Cook hears a rising fear in her voice and responds in the only way he knows how. "Hey," he snaps at the kid. "Hey! What you lookin' at, mate?" The kid turns his attention to Cook.
"Leave us alone." When the kid still doesn't move Cook makes like he's about to lunge at him. "Do you speak English, man? Leave us the fuck alone!"
The kid runs away and Cook takes his seat again.
"Sweet," Effy says. "Thanks."
"Yeah," Cook says, shrugging. "Children."
"Even after all this time you were right."
Cook is pleased to see her trademark Effy smirk in place. He takes a drag from his fag and tries looking philosophic. "I'm always right," he says. "'bout what?"
"Everyone else is gone and you and me are all that's left.

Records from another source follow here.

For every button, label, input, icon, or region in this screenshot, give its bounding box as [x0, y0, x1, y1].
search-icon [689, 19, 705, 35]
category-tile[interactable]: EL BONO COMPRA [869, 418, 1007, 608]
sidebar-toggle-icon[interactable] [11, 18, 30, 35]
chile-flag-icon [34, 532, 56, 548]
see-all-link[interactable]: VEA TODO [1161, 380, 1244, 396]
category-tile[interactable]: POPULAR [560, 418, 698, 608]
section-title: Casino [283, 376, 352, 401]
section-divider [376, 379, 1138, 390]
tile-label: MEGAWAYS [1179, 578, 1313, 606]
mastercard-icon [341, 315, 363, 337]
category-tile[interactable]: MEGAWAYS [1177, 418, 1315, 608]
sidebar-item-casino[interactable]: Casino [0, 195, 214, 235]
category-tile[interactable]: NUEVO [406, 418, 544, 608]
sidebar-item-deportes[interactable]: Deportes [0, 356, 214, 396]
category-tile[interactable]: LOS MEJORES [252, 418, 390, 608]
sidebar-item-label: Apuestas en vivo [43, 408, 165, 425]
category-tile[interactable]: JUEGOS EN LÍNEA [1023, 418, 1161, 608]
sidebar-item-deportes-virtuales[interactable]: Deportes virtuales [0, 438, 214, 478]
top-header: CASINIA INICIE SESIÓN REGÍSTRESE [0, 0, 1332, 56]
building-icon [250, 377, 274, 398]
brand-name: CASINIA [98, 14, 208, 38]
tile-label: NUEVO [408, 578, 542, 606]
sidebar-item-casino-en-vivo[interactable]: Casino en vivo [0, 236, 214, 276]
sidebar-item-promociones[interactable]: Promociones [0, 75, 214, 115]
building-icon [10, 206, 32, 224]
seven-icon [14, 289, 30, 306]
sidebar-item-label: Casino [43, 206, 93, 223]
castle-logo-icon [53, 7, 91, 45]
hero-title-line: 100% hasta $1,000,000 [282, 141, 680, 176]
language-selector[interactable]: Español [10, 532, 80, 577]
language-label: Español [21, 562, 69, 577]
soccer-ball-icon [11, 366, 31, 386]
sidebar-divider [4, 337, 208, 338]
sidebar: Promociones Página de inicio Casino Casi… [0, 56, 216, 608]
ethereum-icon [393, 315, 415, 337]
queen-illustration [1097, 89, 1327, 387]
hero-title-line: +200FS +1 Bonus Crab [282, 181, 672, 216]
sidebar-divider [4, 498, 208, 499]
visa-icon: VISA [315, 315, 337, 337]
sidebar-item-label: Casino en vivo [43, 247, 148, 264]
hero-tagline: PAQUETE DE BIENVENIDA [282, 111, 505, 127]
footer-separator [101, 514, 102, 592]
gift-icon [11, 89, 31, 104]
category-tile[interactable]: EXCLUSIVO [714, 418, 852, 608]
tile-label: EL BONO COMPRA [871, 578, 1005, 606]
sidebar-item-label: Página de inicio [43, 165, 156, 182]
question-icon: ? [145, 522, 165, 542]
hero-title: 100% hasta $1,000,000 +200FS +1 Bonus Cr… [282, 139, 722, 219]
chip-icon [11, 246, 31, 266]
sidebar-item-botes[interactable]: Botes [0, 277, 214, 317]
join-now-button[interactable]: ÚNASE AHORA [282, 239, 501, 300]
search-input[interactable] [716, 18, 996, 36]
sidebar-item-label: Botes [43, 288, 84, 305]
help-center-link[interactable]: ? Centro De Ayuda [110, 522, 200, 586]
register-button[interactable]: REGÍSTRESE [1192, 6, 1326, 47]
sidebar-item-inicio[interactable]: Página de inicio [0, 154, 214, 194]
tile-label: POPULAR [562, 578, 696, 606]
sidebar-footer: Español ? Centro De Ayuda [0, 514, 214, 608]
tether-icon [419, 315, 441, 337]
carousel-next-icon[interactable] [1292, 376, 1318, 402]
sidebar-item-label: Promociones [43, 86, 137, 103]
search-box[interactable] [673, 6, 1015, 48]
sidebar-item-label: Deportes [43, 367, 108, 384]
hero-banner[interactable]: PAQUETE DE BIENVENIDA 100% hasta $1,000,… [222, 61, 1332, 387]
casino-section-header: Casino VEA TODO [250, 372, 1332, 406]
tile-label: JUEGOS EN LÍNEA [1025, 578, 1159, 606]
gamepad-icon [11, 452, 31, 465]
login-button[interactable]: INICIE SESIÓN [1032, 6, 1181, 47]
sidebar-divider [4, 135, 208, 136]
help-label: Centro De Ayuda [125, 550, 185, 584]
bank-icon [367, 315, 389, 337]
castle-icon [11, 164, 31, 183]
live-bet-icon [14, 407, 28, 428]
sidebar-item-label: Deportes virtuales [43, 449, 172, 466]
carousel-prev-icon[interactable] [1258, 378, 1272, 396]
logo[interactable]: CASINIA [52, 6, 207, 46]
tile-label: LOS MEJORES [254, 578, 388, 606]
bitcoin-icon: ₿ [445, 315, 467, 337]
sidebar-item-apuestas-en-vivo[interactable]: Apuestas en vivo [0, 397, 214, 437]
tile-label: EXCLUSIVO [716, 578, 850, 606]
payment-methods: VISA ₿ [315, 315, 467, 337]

It's always going to be you and me."
Cook nods. "If that's how you want it, Eff. That's how it'll be if that's how you want it."
///
There is nowhere else Cook would rather be than sitting on this bench right now with Effy right next to him. But.
But he doesn't know how much more of the crazies he can take. Just a few minutes ago a bearded man with yellow sunglasses came up to them and asked Cook if he'd care to enjoy some of his homemade jam. A nurse came to take the man away soon enough but Cook was still left thinking of all the horrible things that could be in that jam-- to Effy's delight. She laughs at his sour expression.
The point is, being at the loony bin so often was starting to make Cook feel like one of the crazies.
"So when do you think you'll leave this place, Princess?"
"Don't rush me."
"It's been a year. I know what it's like to be stuck somewhere for that long. We have that in common, you and me. And it's not all peachy keen."
"I can't just leave. Do you know what's out there? Do you have any idea?"
"Tell me."
"Bad men," Effy says simply.
She starts off on one of her rants. Cook knows how to spot them now: they sound like they're not meant to be heard by anyone but her. "I have to stay here. They can't get me here. I'm safe here, so long as I stay in bounds. I've been so safe the past few months. If I just stay in here everything will be alright." Turning to Cook she finally talks for his sake: "I have to stay," she says.
Freddie may have promised to keep the bad men away but it was Cook who followed through. He kept the bad men away in a way Freddie couldn't. "Listen to me, yeah?" Cook says, leaning in close. "I won't let anything bad happen to you. Ever." He'll kill all the bad men if he has to. He's done it before.
Effy nods, smiles like she believes him. "If I leave this place, will you stay with me?"
She looks at him so earnestly, so vulnerable, that it's enough to break Cook's heart. She needs him, and it doesn't matter if it's just as a friend. "'Course I will, Eff."